Coverage by NewsNation.
Rep. Byron Donalds: Possible leak of UFO whistleblower’s medical records is ‘concerning’ | CUOMO - NewsNation
Edits:
Representative Tim Burchett Responds
Trying to discredit a decorated veteran like David Grusch shows the desperation of the group trying to hide the truth. They will fail.
Representative Jared Moskowitz Responds
In a way this only adds to David’s credibility. Why leak something if this is all made up. You do this because he might be on to something.
Who do the leakers think their audience are, exclusively repressed people from the 50’s that think PTSD is shameful?
Now he’s certainly humanised in a way a government hearing could never do.
This also happened in 1971 on Daniel Ellsberg by the Nixon administration, and it backfired spectacularly on the intelligence agencies at that time. It appears that history is not a preferred subject within the intelligence community.
Edit: Corrected grammar
This is quite distasteful and could potentially constitute a HIPAA violation. I suspect this could backfire.
Man, if there’s one thing I’ve learned from working in a hospital, it’s that you DO NOT fuck with HIPAA. It takes months for HR to respond to your email about exposed wiring affecting patient safety but if you accidentally take a sticker home with a patient’s birthday on it you’ll be escorted off the campus tomorrow morning. Maybe the stakes are different in this scenario, but I wouldn’t be surprised if someone high up gets in serious trouble here.
I have to take yearly HIPAA certification courses, so I completely understand.
I think it’s important to note, though, that his medical data didn’t get leaked. It turned out the reporter got a tip from inside the Intelligence community or Department of Defense and told him what and where to FOIA. What was released was a police report. I don’t believe any laws were broken in this case. It was just a smear job to try to bring up dirt on a vet who was suffering from PTSD at the time.
Ptsd treatment includes cognitive processing therapy, something that helped me see the world more clearly than I ever had prior.
I’m glad that you were able to get the help you needed and are in a better place.
You know, if there wasn’t a coverup, there’s no logical reason why that information was leaked.

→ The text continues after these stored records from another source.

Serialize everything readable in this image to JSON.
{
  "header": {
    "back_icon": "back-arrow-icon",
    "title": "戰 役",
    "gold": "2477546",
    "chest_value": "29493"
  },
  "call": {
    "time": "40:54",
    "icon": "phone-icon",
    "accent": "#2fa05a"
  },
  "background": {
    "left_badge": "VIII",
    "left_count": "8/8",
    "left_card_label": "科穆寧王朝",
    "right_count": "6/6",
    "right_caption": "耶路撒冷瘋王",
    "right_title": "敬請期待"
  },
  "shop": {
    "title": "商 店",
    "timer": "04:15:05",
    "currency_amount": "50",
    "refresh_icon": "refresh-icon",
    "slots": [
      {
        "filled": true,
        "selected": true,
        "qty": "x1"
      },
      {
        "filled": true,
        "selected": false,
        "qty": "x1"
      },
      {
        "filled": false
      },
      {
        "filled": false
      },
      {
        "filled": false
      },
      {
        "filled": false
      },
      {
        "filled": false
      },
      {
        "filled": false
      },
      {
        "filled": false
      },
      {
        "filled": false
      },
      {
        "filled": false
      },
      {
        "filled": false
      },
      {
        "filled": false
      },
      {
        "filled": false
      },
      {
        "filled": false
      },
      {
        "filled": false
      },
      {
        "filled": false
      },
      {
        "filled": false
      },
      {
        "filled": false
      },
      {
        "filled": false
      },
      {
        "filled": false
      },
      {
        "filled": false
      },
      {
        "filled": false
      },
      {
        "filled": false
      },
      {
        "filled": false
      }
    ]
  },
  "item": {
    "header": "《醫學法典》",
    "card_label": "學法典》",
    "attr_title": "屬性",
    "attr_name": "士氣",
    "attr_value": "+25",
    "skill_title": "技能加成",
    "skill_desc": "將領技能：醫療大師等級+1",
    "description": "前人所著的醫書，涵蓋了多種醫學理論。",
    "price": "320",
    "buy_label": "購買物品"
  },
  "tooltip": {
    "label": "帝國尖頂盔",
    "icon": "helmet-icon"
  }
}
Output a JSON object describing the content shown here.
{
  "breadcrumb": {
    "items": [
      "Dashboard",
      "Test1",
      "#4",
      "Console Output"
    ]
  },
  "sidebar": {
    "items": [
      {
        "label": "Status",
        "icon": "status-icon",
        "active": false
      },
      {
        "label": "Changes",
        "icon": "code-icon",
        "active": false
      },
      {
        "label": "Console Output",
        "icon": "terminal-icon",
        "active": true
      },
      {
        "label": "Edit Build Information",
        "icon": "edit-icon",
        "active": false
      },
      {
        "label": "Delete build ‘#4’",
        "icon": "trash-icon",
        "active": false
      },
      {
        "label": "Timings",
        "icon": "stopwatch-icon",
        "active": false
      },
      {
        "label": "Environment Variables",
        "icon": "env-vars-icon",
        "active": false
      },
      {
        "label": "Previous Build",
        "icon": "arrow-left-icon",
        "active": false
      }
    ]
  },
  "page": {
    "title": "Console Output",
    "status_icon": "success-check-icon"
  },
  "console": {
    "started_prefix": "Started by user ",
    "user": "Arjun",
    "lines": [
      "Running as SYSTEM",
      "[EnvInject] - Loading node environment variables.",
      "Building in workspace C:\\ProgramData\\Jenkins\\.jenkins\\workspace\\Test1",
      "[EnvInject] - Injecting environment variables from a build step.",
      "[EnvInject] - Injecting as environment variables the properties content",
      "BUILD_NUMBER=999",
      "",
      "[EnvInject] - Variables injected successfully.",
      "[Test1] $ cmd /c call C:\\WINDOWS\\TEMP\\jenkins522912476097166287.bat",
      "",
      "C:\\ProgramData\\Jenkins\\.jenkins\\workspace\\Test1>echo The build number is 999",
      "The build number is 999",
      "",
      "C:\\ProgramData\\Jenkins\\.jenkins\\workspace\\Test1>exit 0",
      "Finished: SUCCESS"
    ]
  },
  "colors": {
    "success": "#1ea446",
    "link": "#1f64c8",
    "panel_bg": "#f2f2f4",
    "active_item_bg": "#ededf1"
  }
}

It appears to me that if the intention was to make this issue disappear, this action might have been one of the most counterproductive approaches to take.
Edit:
Personally, I believe this might anger and further motivate other potential whistleblowers to come forward, if they indeed exist.
huh. I actually want to respect The Intercept. I wonder how the article will really frame things. If it’s framed as a way to dismiss him, and not just in passing as part of a larger comprehensive profile on Grusch… that’s quite rude.
I also don’t understand why struggling with these issues would make someone unfit to be a whistleblower. And why that is assumed to be why it is included in a profile of Grusch. That’s not how things should work.
And I also recognize it’s not cool to touch on this sort of stuff in a profile on someone if it’s not otherwise public info.
Something is weird here.
Edit: The Intercept says
The records were not confidential, medical, nor leaked. They are publicly available law enforcement records obtained under a routine Virginia FOIA request to the Loudoun County Sheriff’s Office and provided by the office’s FOIA coordinator. Copies of The Intercept’s correspondence with the sheriff’s office are being published with this story.
I think it’s important to note that his PTSD diagnosis and treatment occurred prior to his latest positions, which means even the intelligence community found him fit to perform his job.